Endpoint events occurred in 65 patients over a median follow-up period of 25.4 months. 13 radiomic features were finally selected. The Rad_Combined model integrating clinical characteristics, CMR parameters and radiomics features achieved the best performance with an AUC of 0.836 and 0.835 in the training and test sets, respectively. High-risk groups with endpoint events defined by the Rad_Combined model had significantly shorter survival time than low-risk group in both the training [Hazard Ratio (HR) = 7.74, P < 0.001] and test sets (HR = 4.84, P < 0.001).
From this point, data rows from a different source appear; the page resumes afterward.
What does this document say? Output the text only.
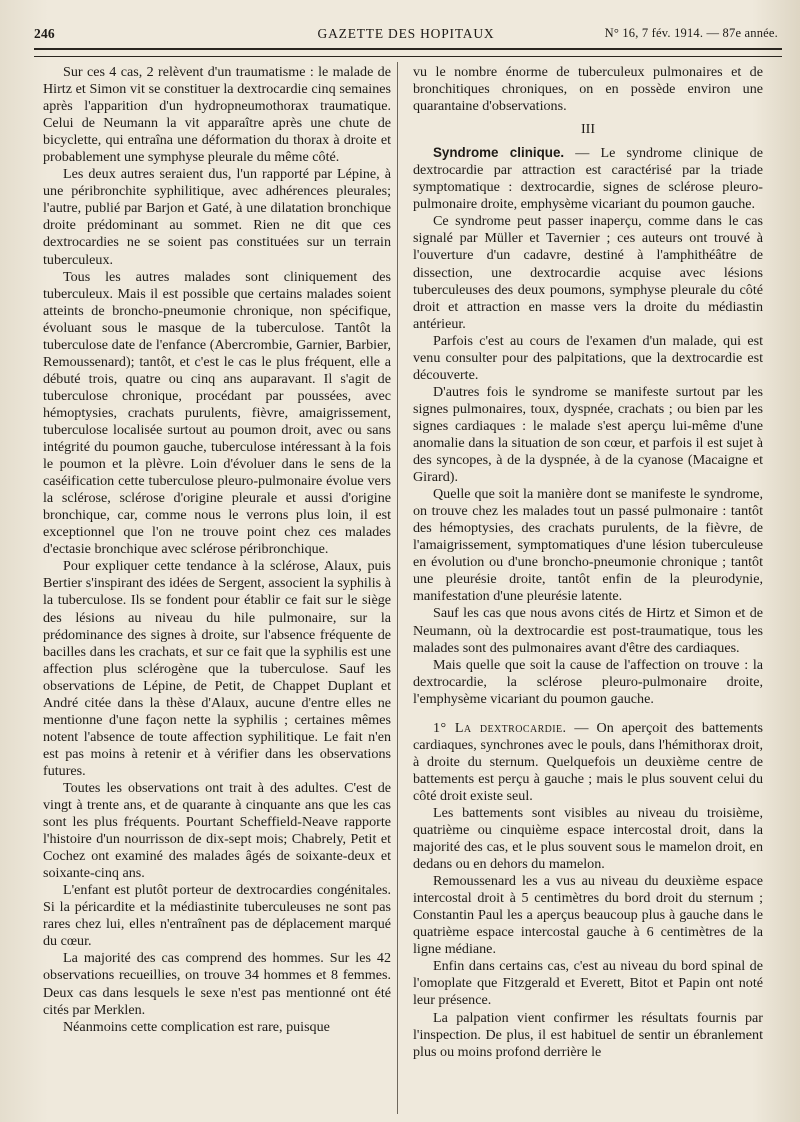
246	GAZETTE DES HOPITAUX	N° 16, 7 fév. 1914. — 87e année.

Sur ces 4 cas, 2 relèvent d'un traumatisme : le malade de Hirtz et Simon vit se constituer la dextrocardie cinq semaines après l'apparition d'un hydropneumothorax traumatique. Celui de Neumann la vit apparaître après une chute de bicyclette, qui entraîna une déformation du thorax à droite et probablement une symphyse pleurale du même côté.

Les deux autres seraient dus, l'un rapporté par Lépine, à une péribronchite syphilitique, avec adhérences pleurales; l'autre, publié par Barjon et Gaté, à une dilatation bronchique droite prédominant au sommet. Rien ne dit que ces dextrocardies ne se soient pas constituées sur un terrain tuberculeux.

Tous les autres malades sont cliniquement des tuberculeux. Mais il est possible que certains malades soient atteints de broncho-pneumonie chronique, non spécifique, évoluant sous le masque de la tuberculose. Tantôt la tuberculose date de l'enfance (Abercrombie, Garnier, Barbier, Remoussenard); tantôt, et c'est le cas le plus fréquent, elle a débuté trois, quatre ou cinq ans auparavant. Il s'agit de tuberculose chronique, procédant par poussées, avec hémoptysies, crachats purulents, fièvre, amaigrissement, tuberculose localisée surtout au poumon droit, avec ou sans intégrité du poumon gauche, tuberculose intéressant à la fois le poumon et la plèvre. Loin d'évoluer dans le sens de la caséification cette tuberculose pleuro-pulmonaire évolue vers la sclérose, sclérose d'origine pleurale et aussi d'origine bronchique, car, comme nous le verrons plus loin, il est exceptionnel que l'on ne trouve point chez ces malades d'ectasie bronchique avec sclérose péribronchique.

Pour expliquer cette tendance à la sclérose, Alaux, puis Bertier s'inspirant des idées de Sergent, associent la syphilis à la tuberculose. Ils se fondent pour établir ce fait sur le siège des lésions au niveau du hile pulmonaire, sur la prédominance des signes à droite, sur l'absence fréquente de bacilles dans les crachats, et sur ce fait que la syphilis est une affection plus sclérogène que la tuberculose. Sauf les observations de Lépine, de Petit, de Chappet Duplant et André citée dans la thèse d'Alaux, aucune d'entre elles ne mentionne d'une façon nette la syphilis ; certaines mêmes notent l'absence de toute affection syphilitique. Le fait n'en est pas moins à retenir et à vérifier dans les observations futures.

Toutes les observations ont trait à des adultes. C'est de vingt à trente ans, et de quarante à cinquante ans que les cas sont les plus fréquents. Pourtant Scheffield-Neave rapporte l'histoire d'un nourrisson de dix-sept mois; Chabrely, Petit et Cochez ont examiné des malades âgés de soixante-deux et soixante-cinq ans.

L'enfant est plutôt porteur de dextrocardies congénitales. Si la péricardite et la médiastinite tuberculeuses ne sont pas rares chez lui, elles n'entraînent pas de déplacement marqué du cœur.

La majorité des cas comprend des hommes. Sur les 42 observations recueillies, on trouve 34 hommes et 8 femmes. Deux cas dans lesquels le sexe n'est pas mentionné ont été cités par Merklen.

Néanmoins cette complication est rare, puisque

vu le nombre énorme de tuberculeux pulmonaires et de bronchitiques chroniques, on en possède environ une quarantaine d'observations.

III

Syndrome clinique. — Le syndrome clinique de dextrocardie par attraction est caractérisé par la triade symptomatique : dextrocardie, signes de sclérose pleuro-pulmonaire droite, emphysème vicariant du poumon gauche.

Ce syndrome peut passer inaperçu, comme dans le cas signalé par Müller et Tavernier ; ces auteurs ont trouvé à l'ouverture d'un cadavre, destiné à l'amphithéâtre de dissection, une dextrocardie acquise avec lésions tuberculeuses des deux poumons, symphyse pleurale du côté droit et attraction en masse vers la droite du médiastin antérieur.

Parfois c'est au cours de l'examen d'un malade, qui est venu consulter pour des palpitations, que la dextrocardie est découverte.

D'autres fois le syndrome se manifeste surtout par les signes pulmonaires, toux, dyspnée, crachats ; ou bien par les signes cardiaques : le malade s'est aperçu lui-même d'une anomalie dans la situation de son cœur, et parfois il est sujet à des syncopes, à de la dyspnée, à de la cyanose (Macaigne et Girard).

Quelle que soit la manière dont se manifeste le syndrome, on trouve chez les malades tout un passé pulmonaire : tantôt des hémoptysies, des crachats purulents, de la fièvre, de l'amaigrissement, symptomatiques d'une lésion tuberculeuse en évolution ou d'une broncho-pneumonie chronique ; tantôt une pleurésie droite, tantôt enfin de la pleurodynie, manifestation d'une pleurésie latente.

Sauf les cas que nous avons cités de Hirtz et Simon et de Neumann, où la dextrocardie est post-traumatique, tous les malades sont des pulmonaires avant d'être des cardiaques.

Mais quelle que soit la cause de l'affection on trouve : la dextrocardie, la sclérose pleuro-pulmonaire droite, l'emphysème vicariant du poumon gauche.

1° La dextrocardie. — On aperçoit des battements cardiaques, synchrones avec le pouls, dans l'hémithorax droit, à droite du sternum. Quelquefois un deuxième centre de battements est perçu à gauche ; mais le plus souvent celui du côté droit existe seul.

Les battements sont visibles au niveau du troisième, quatrième ou cinquième espace intercostal droit, dans la majorité des cas, et le plus souvent sous le mamelon droit, en dedans ou en dehors du mamelon.

Remoussenard les a vus au niveau du deuxième espace intercostal droit à 5 centimètres du bord droit du sternum ; Constantin Paul les a aperçus beaucoup plus à gauche dans le quatrième espace intercostal gauche à 6 centimètres de la ligne médiane.

Enfin dans certains cas, c'est au niveau du bord spinal de l'omoplate que Fitzgerald et Everett, Bitot et Papin ont noté leur présence.

La palpation vient confirmer les résultats fournis par l'inspection. De plus, il est habituel de sentir un ébranlement plus ou moins profond derrière le
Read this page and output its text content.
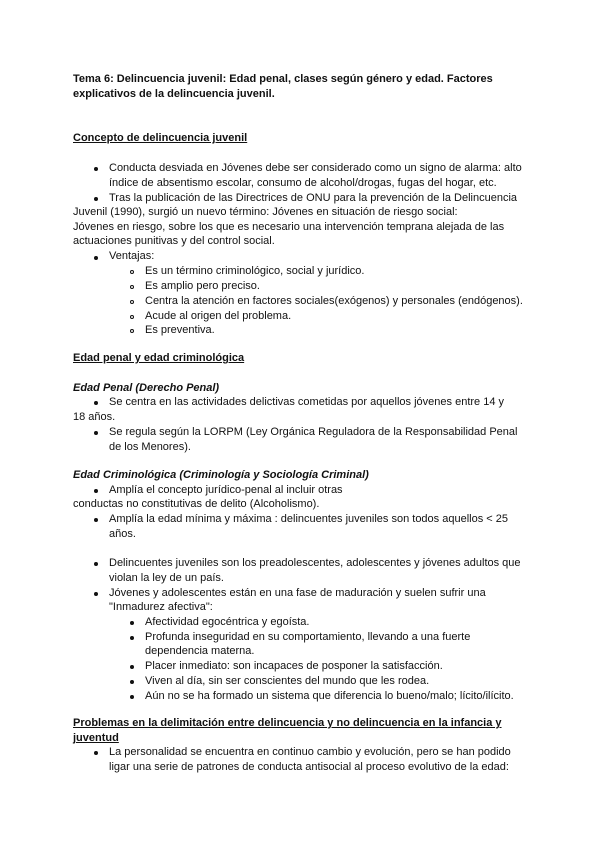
Tema 6: Delincuencia juvenil: Edad penal, clases según género y edad. Factores
explicativos de la delincuencia juvenil.
Concepto de delincuencia juvenil
Conducta desviada en Jóvenes debe ser considerado como un signo de alarma: alto
índice de absentismo escolar, consumo de alcohol/drogas, fugas del hogar, etc.
Tras la publicación de las Directrices de ONU para la prevención de la Delincuencia
Juvenil (1990), surgió un nuevo término: Jóvenes en situación de riesgo social:
Jóvenes en riesgo, sobre los que es necesario una intervención temprana alejada de las
actuaciones punitivas y del control social.
Ventajas:
Es un término criminológico, social y jurídico.
Es amplio pero preciso.
Centra la atención en factores sociales(exógenos) y personales (endógenos).
Acude al origen del problema.
Es preventiva.
Edad penal y edad criminológica
Edad Penal (Derecho Penal)
Se centra en las actividades delictivas cometidas por aquellos jóvenes entre 14 y
18 años.
Se regula según la LORPM (Ley Orgánica Reguladora de la Responsabilidad Penal
de los Menores).
Edad Criminológica (Criminología y Sociología Criminal)
Amplía el concepto jurídico-penal al incluir otras
conductas no constitutivas de delito (Alcoholismo).
Amplía la edad mínima y máxima : delincuentes juveniles son todos aquellos < 25
años.
Delincuentes juveniles son los preadolescentes, adolescentes y jóvenes adultos que
violan la ley de un país.
Jóvenes y adolescentes están en una fase de maduración y suelen sufrir una
"Inmadurez afectiva":
Afectividad egocéntrica y egoísta.
Profunda inseguridad en su comportamiento, llevando a una fuerte
dependencia materna.
Placer inmediato: son incapaces de posponer la satisfacción.
Viven al día, sin ser conscientes del mundo que les rodea.
Aún no se ha formado un sistema que diferencia lo bueno/malo; lícito/ilícito.
Problemas en la delimitación entre delincuencia y no delincuencia en la infancia y
juventud
La personalidad se encuentra en continuo cambio y evolución, pero se han podido
ligar una serie de patrones de conducta antisocial al proceso evolutivo de la edad:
The Rad_Combined model might serve as an effective tool to help risk stratification and clinical decision-making for patients with DCM.
Chinese Clinical Trial Registry, ChiCTR1800017058 by the ethics committee of West China hospital,Sichuan University.
早期准确识别高危扩张型心肌病(DCM)表型对于临床决策和患者监测至关重要。本研究旨在评估基于增强心脏磁共振(CMR)的放射组学在 DCM 中的预后价值。
我们前瞻性纳入了 401 例 DCM 患者(训练集:281 例;测试集:120 例)。从整个左心室壁的增强电影图像中提取放射组学特征,并通过最小绝对收缩和选择算子进行选择。使用逻辑回归分类器构建不同的预测模型,以预测全因死亡率和心脏移植。使用受试者工作特征曲线下面积(AUC)比较模型性能。采用 Kaplan-Meier 曲线、对数秩检验和 Cox 回归进行生存分析。
中位随访 25.4 个月期间,65 例患者发生终点事件。最终选择了 13 个放射组学特征。整合临床特征、CMR 参数和放射组学特征的 Rad_Combined 模型在训练集和测试集中的 AUC 分别为 0.836 和 0.835,性能最佳。根据 Rad_Combined 模型定义的有终点事件的高危组与低危组相比,在训练集[风险比(HR)=7.74,P<0.001]和测试集(HR=4.84,P<0.001)中均有显著更短的生存时间。
Rad_Combined 模型可能成为一种有效的工具,有助于 DCM 患者的风险分层和临床决策。
中国临床试验注册中心,ChiCTR1800017058,由四川大学华西医院伦理委员会批准。